Even before he became Primate he had shown how he would deal with heretics, as he saw them. He had five men brought to a show trial in 1538 on charges of heresy. According to Knox and other sources they were two Dominican Friars, Kyllour (or Keillor) and Beveridge, Sir Duncan Simpson, a noble who was an ordained priest, Dean Thomas Forrest of Dollar and Robert Forrester, a notary from Stirling. All had been heard to query church doctrines and all five were burned at the stake on the same day at Castle Hill in Edinburgh.

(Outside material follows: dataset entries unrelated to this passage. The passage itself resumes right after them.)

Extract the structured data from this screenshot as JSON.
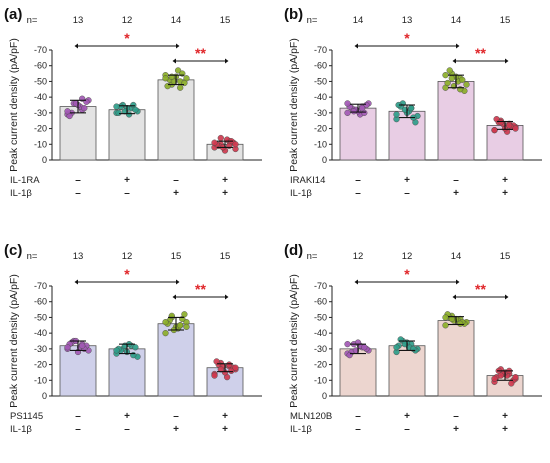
{
  "chart_data": [
    {
      "type": "bar",
      "panel_label": "(a)",
      "ylabel": "Peak current density (pA/pF)",
      "ylim": [
        0,
        -70
      ],
      "yticks": [
        "-70",
        "-60",
        "-50",
        "-40",
        "-30",
        "-20",
        "-10",
        "0"
      ],
      "bar_color": "#e3e3e3",
      "n_prefix": "n=",
      "n": [
        "13",
        "12",
        "14",
        "15"
      ],
      "values": [
        -34,
        -32,
        -51,
        -10
      ],
      "errors": [
        4,
        2.5,
        3,
        2
      ],
      "dot_colors": [
        "#a259b5",
        "#2f9e8a",
        "#8cae2a",
        "#cf3a50"
      ],
      "dots": [
        [
          -29,
          -32,
          -36,
          -38,
          -34,
          -30,
          -37,
          -35,
          -28,
          -33,
          -36,
          -31,
          -39
        ],
        [
          -30,
          -33,
          -35,
          -31,
          -29,
          -34,
          -32,
          -33,
          -30,
          -35,
          -31,
          -34
        ],
        [
          -54,
          -50,
          -48,
          -52,
          -57,
          -51,
          -49,
          -53,
          -47,
          -55,
          -50,
          -52,
          -46,
          -53
        ],
        [
          -8,
          -12,
          -10,
          -7,
          -13,
          -9,
          -11,
          -6,
          -10,
          -12,
          -8,
          -11,
          -9,
          -14,
          -10
        ]
      ],
      "conditions": [
        {
          "name": "IL-1RA",
          "signs": [
            "–",
            "+",
            "–",
            "+"
          ]
        },
        {
          "name": "IL-1β",
          "signs": [
            "–",
            "–",
            "+",
            "+"
          ]
        }
      ],
      "significance": [
        {
          "label": "*",
          "from": 0,
          "to": 2
        },
        {
          "label": "**",
          "from": 2,
          "to": 3
        }
      ]
    },
    {
      "type": "bar",
      "panel_label": "(b)",
      "ylabel": "Peak current density (pA/pF)",
      "ylim": [
        0,
        -70
      ],
      "yticks": [
        "-70",
        "-60",
        "-50",
        "-40",
        "-30",
        "-20",
        "-10",
        "0"
      ],
      "bar_color": "#e8cde4",
      "n_prefix": "n=",
      "n": [
        "14",
        "13",
        "14",
        "15"
      ],
      "values": [
        -33,
        -31,
        -50,
        -22
      ],
      "errors": [
        2.5,
        4,
        4,
        2.5
      ],
      "dot_colors": [
        "#a259b5",
        "#2f9e8a",
        "#8cae2a",
        "#cf3a50"
      ],
      "dots": [
        [
          -30,
          -34,
          -32,
          -36,
          -29,
          -33,
          -35,
          -31,
          -34,
          -30,
          -32,
          -36,
          -33,
          -31
        ],
        [
          -26,
          -33,
          -36,
          -28,
          -31,
          -34,
          -24,
          -30,
          -35,
          -27,
          -32,
          -29,
          -33
        ],
        [
          -46,
          -52,
          -55,
          -48,
          -50,
          -57,
          -44,
          -53,
          -49,
          -51,
          -47,
          -54,
          -45,
          -52
        ],
        [
          -19,
          -23,
          -25,
          -21,
          -18,
          -24,
          -22,
          -20,
          -26,
          -21,
          -23,
          -19,
          -22,
          -24,
          -20
        ]
      ],
      "conditions": [
        {
          "name": "IRAKI14",
          "signs": [
            "–",
            "+",
            "–",
            "+"
          ]
        },
        {
          "name": "IL-1β",
          "signs": [
            "–",
            "–",
            "+",
            "+"
          ]
        }
      ],
      "significance": [
        {
          "label": "*",
          "from": 0,
          "to": 2
        },
        {
          "label": "**",
          "from": 2,
          "to": 3
        }
      ]
    },
    {
      "type": "bar",
      "panel_label": "(c)",
      "ylabel": "Peak current density (pA/pF)",
      "ylim": [
        0,
        -70
      ],
      "yticks": [
        "-70",
        "-60",
        "-50",
        "-40",
        "-30",
        "-20",
        "-10",
        "0"
      ],
      "bar_color": "#cfd0ea",
      "n_prefix": "n=",
      "n": [
        "13",
        "12",
        "15",
        "15"
      ],
      "values": [
        -32,
        -30,
        -46,
        -18
      ],
      "errors": [
        3,
        3,
        4,
        2.5
      ],
      "dot_colors": [
        "#a259b5",
        "#2f9e8a",
        "#8cae2a",
        "#cf3a50"
      ],
      "dots": [
        [
          -30,
          -33,
          -35,
          -29,
          -31,
          -34,
          -32,
          -28,
          -33,
          -30,
          -35,
          -31,
          -32
        ],
        [
          -27,
          -32,
          -30,
          -25,
          -33,
          -29,
          -31,
          -28,
          -30,
          -26,
          -32,
          -29
        ],
        [
          -40,
          -45,
          -50,
          -47,
          -43,
          -48,
          -52,
          -44,
          -46,
          -49,
          -42,
          -47,
          -45,
          -51,
          -44
        ],
        [
          -14,
          -19,
          -21,
          -17,
          -12,
          -20,
          -18,
          -15,
          -22,
          -16,
          -19,
          -13,
          -20,
          -17,
          -18
        ]
      ],
      "conditions": [
        {
          "name": "PS1145",
          "signs": [
            "–",
            "+",
            "–",
            "+"
          ]
        },
        {
          "name": "IL-1β",
          "signs": [
            "–",
            "–",
            "+",
            "+"
          ]
        }
      ],
      "significance": [
        {
          "label": "*",
          "from": 0,
          "to": 2
        },
        {
          "label": "**",
          "from": 2,
          "to": 3
        }
      ]
    },
    {
      "type": "bar",
      "panel_label": "(d)",
      "ylabel": "Peak current density (pA/pF)",
      "ylim": [
        0,
        -70
      ],
      "yticks": [
        "-70",
        "-60",
        "-50",
        "-40",
        "-30",
        "-20",
        "-10",
        "0"
      ],
      "bar_color": "#ecd5cf",
      "n_prefix": "n=",
      "n": [
        "12",
        "12",
        "14",
        "15"
      ],
      "values": [
        -30,
        -32,
        -48,
        -13
      ],
      "errors": [
        3,
        3,
        2.5,
        3
      ],
      "dot_colors": [
        "#a259b5",
        "#2f9e8a",
        "#8cae2a",
        "#cf3a50"
      ],
      "dots": [
        [
          -27,
          -31,
          -33,
          -29,
          -32,
          -28,
          -30,
          -34,
          -26,
          -31,
          -29,
          -33
        ],
        [
          -28,
          -33,
          -35,
          -30,
          -31,
          -36,
          -29,
          -34,
          -32,
          -30,
          -33,
          -31
        ],
        [
          -45,
          -49,
          -51,
          -47,
          -48,
          -50,
          -46,
          -49,
          -52,
          -47,
          -48,
          -50,
          -46,
          -49
        ],
        [
          -9,
          -14,
          -17,
          -11,
          -13,
          -16,
          -10,
          -15,
          -12,
          -8,
          -14,
          -11,
          -16,
          -13,
          -12
        ]
      ],
      "conditions": [
        {
          "name": "MLN120B",
          "signs": [
            "–",
            "+",
            "–",
            "+"
          ]
        },
        {
          "name": "IL-1β",
          "signs": [
            "–",
            "–",
            "+",
            "+"
          ]
        }
      ],
      "significance": [
        {
          "label": "*",
          "from": 0,
          "to": 2
        },
        {
          "label": "**",
          "from": 2,
          "to": 3
        }
      ]
    }
  ]
}
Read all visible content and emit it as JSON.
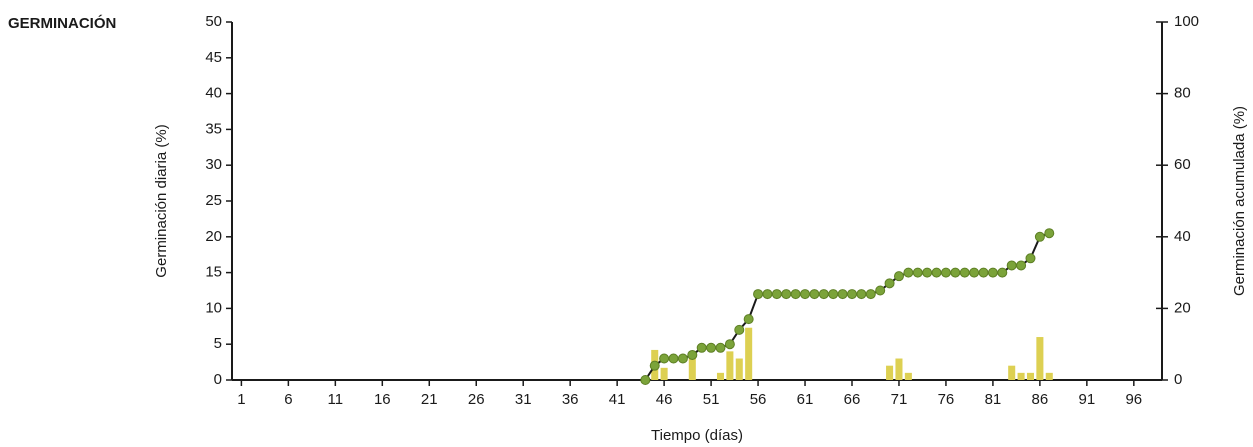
{
  "chart_data": {
    "type": "bar",
    "title": "GERMINACIÓN",
    "x_label": "Tiempo (días)",
    "y_label": "Germinación diaria (%)",
    "y2_label": "Germinación acumulada (%)",
    "xlim": [
      0,
      99
    ],
    "xticks": [
      1,
      6,
      11,
      16,
      21,
      26,
      31,
      36,
      41,
      46,
      51,
      56,
      61,
      66,
      71,
      76,
      81,
      86,
      91,
      96
    ],
    "ylim": [
      0,
      50
    ],
    "yticks": [
      0,
      5,
      10,
      15,
      20,
      25,
      30,
      35,
      40,
      45,
      50
    ],
    "y2lim": [
      0,
      100
    ],
    "y2ticks": [
      0,
      20,
      40,
      60,
      80,
      100
    ],
    "series": [
      {
        "type": "bar",
        "color": "#ddd052",
        "x": [
          45,
          46,
          49,
          52,
          53,
          54,
          55,
          70,
          71,
          72,
          83,
          84,
          85,
          86,
          87
        ],
        "values": [
          4.2,
          1.7,
          3,
          1,
          4,
          3,
          7.3,
          2,
          3,
          1,
          2,
          1,
          1,
          6,
          1
        ]
      },
      {
        "type": "line",
        "axis": "y2",
        "color": "#1a1a1a",
        "marker_color": "#7ba33a",
        "x": [
          44,
          45,
          46,
          47,
          48,
          49,
          50,
          51,
          52,
          53,
          54,
          55,
          56,
          57,
          58,
          59,
          60,
          61,
          62,
          63,
          64,
          65,
          66,
          67,
          68,
          69,
          70,
          71,
          72,
          73,
          74,
          75,
          76,
          77,
          78,
          79,
          80,
          81,
          82,
          83,
          84,
          85,
          86,
          87
        ],
        "values": [
          0,
          4,
          6,
          6,
          6,
          7,
          9,
          9,
          9,
          10,
          14,
          17,
          24,
          24,
          24,
          24,
          24,
          24,
          24,
          24,
          24,
          24,
          24,
          24,
          24,
          25,
          27,
          29,
          30,
          30,
          30,
          30,
          30,
          30,
          30,
          30,
          30,
          30,
          30,
          32,
          32,
          34,
          40,
          41
        ]
      }
    ]
  }
}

Now it was Glasgow’s turn. Archbishop Gavin Dunbar was Chancellor of Scotland and though he shared David Beaton’s views on Protestant ‘heresy’ and had signed the death warrants of Patrick Hamilton and the Castle Hill martyrs, Dunbar was reluctant to spread the burnings to his own city. The two archbishops were great rivals and at one time even came to blows – the result is not recorded – but Dunbar was aware that the stories of the Protestant martyrs were spreading like wildfire throughout Scotland and causing more and more people to turn against the Catholic church.

In 1539, a Franciscan friar from Dumfries, Jerome Russell, and an 18-year-old poet called Alexander Kennedy from Ayr, were arraigned on heresy charges and brought before a court presided over by Dunbar. Three associates of Beaton, John Lauder, Andrew Oliphant and a Friar Maltman were sent to make sure the correct verdict was returned.

The friar and the poet were duly convicted and sentenced to death, but at this stage Dunbar intervened to secure a lesser penalty.

Beaton’s crew then threatened the Archbishop with the same fate if he did not agree to burn the pair, and Dunbar had little choice but to accept.

According to Knox, even as they were being led to the stake – we don’t know exactly where but

most probably near the Cathedral – both men made powerful speeches.

He records Friar Russell saying to Kennedy: “Brother, fear not: more potent is He that is in us, than is he that is in the world. The pain that we shall suffer is short, and shall be light; but our joy and consolation shall never end. Therefore, let us contend to enter in unto our Master and Saviour, by the strait way which He has trod before us. Death cannot destroy us; for it is destroyed already by Him for whose sake we suffer.”

The sentence was carried out and Glasgow had its martyrs for the reformed faith. And as Archbishop Dunbar had feared, their example proved inspirational in the city and the nation.